I don’t know how this is exactly going to work out yet, but the core Marten team is actively planning on building a business around Marten and now Wolverine. I’m not sure if this will be the front company, but I personally have formed a new company named “Jasper Fx Software” for my own activity – but that’s going to be limited to just being side work for at least awhile. 

The general idea – so far – is to offer:

  • Support contracts for Marten 
  • Consulting services, especially for help modeling and maximizing the usage of the event sourcing support
  • Training workshops
  • Add on products that add the advanced features I described earlier in this post

Maybe success leads us to offering a SaaS model for Marten, but I see that as a long way down the road.

What think you gentle reader? Does any of this sound attractive?

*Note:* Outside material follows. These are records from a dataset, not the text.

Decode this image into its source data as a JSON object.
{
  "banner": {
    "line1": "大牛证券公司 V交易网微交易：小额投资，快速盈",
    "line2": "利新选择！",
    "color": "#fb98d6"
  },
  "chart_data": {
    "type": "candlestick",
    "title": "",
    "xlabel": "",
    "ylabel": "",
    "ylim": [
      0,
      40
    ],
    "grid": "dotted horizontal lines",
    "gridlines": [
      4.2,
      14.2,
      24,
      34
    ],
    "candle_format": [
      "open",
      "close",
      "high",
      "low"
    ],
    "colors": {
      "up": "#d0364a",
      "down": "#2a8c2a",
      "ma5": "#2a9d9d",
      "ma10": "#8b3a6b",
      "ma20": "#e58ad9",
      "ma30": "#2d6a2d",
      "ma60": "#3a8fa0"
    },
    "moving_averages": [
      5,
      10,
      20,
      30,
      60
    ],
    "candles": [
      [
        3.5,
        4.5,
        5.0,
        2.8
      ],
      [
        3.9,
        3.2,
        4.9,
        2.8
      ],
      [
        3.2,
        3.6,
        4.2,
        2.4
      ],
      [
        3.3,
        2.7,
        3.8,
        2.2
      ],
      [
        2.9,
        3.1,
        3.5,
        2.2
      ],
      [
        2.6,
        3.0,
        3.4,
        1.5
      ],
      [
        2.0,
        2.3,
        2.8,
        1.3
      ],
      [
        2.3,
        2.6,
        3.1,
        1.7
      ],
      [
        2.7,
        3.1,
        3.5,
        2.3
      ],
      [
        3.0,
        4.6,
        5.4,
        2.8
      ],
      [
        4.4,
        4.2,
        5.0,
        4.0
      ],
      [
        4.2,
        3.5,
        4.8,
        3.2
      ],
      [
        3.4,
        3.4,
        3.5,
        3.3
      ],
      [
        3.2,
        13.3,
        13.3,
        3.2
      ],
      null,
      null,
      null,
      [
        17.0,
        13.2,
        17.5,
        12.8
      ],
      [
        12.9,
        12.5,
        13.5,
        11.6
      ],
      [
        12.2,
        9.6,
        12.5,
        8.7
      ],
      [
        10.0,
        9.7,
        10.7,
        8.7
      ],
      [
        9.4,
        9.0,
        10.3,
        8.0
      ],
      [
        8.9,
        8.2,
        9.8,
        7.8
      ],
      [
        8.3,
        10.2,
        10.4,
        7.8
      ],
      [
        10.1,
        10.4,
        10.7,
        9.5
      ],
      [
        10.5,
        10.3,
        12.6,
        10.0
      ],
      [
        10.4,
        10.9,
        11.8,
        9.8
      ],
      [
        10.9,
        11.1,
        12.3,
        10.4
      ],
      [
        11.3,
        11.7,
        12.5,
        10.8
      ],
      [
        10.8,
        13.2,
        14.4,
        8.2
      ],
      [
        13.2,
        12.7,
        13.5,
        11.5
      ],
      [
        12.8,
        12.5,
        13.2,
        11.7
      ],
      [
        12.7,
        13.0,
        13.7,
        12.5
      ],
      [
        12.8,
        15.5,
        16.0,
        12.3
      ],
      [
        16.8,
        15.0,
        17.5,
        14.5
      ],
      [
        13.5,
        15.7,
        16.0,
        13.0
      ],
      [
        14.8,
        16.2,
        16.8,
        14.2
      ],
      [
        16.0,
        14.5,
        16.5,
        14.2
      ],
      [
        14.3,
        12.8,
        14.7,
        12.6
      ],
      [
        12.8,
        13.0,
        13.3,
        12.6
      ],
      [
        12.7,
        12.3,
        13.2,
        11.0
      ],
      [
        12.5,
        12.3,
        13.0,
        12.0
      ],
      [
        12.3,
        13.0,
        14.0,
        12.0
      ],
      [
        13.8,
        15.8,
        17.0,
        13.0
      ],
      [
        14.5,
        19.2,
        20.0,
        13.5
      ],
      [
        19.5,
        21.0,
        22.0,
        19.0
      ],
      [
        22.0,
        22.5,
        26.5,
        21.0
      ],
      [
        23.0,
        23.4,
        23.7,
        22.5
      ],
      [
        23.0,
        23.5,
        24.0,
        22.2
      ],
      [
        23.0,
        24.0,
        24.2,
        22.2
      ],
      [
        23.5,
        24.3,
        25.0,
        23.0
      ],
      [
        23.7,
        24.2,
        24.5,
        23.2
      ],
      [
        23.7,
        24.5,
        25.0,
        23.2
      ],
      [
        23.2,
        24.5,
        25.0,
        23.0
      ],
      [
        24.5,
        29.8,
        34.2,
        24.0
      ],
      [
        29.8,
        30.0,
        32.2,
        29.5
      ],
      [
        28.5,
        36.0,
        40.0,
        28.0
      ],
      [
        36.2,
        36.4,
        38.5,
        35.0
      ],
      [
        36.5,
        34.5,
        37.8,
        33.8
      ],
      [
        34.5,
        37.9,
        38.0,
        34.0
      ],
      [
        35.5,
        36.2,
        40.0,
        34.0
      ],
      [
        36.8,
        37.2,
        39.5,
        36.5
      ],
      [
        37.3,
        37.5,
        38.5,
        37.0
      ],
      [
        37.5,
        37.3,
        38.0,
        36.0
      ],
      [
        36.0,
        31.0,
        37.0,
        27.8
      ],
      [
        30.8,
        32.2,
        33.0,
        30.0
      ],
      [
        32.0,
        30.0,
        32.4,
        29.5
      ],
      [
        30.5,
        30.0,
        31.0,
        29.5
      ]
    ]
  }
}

Should we be focusing on something else altogether?

2 thoughts on “Marten and Friend’s (Hopefully) Big Future!

  1. Hello, at work we use Marten and we are really happy to have chosen Marten as our ORM.
    Currently we use MediatR for CQRS and utilize the build in pipe line functionality to dispatch (in process) domain events and afterward commit the changes to Db and as last step publish integration events (that are saved in a table within the same Db transaction).
    Will Wolverine be able to specify certain type of “messages” should be send in process while others should be send to a external service bus?

    By moving in the direction of a consulting company would the today existing Gitter channel close at some point?

    Big thank you and the “critter” team for the great libraries and blog post!

    1. So, yes the Gitter room will stay open, but we’ve got to figure that out a bit.

      “Will Wolverine be able to specify certain type of “messages” should be send in process while others should be send to a external service bus?”

      Yes, and it can already do this today.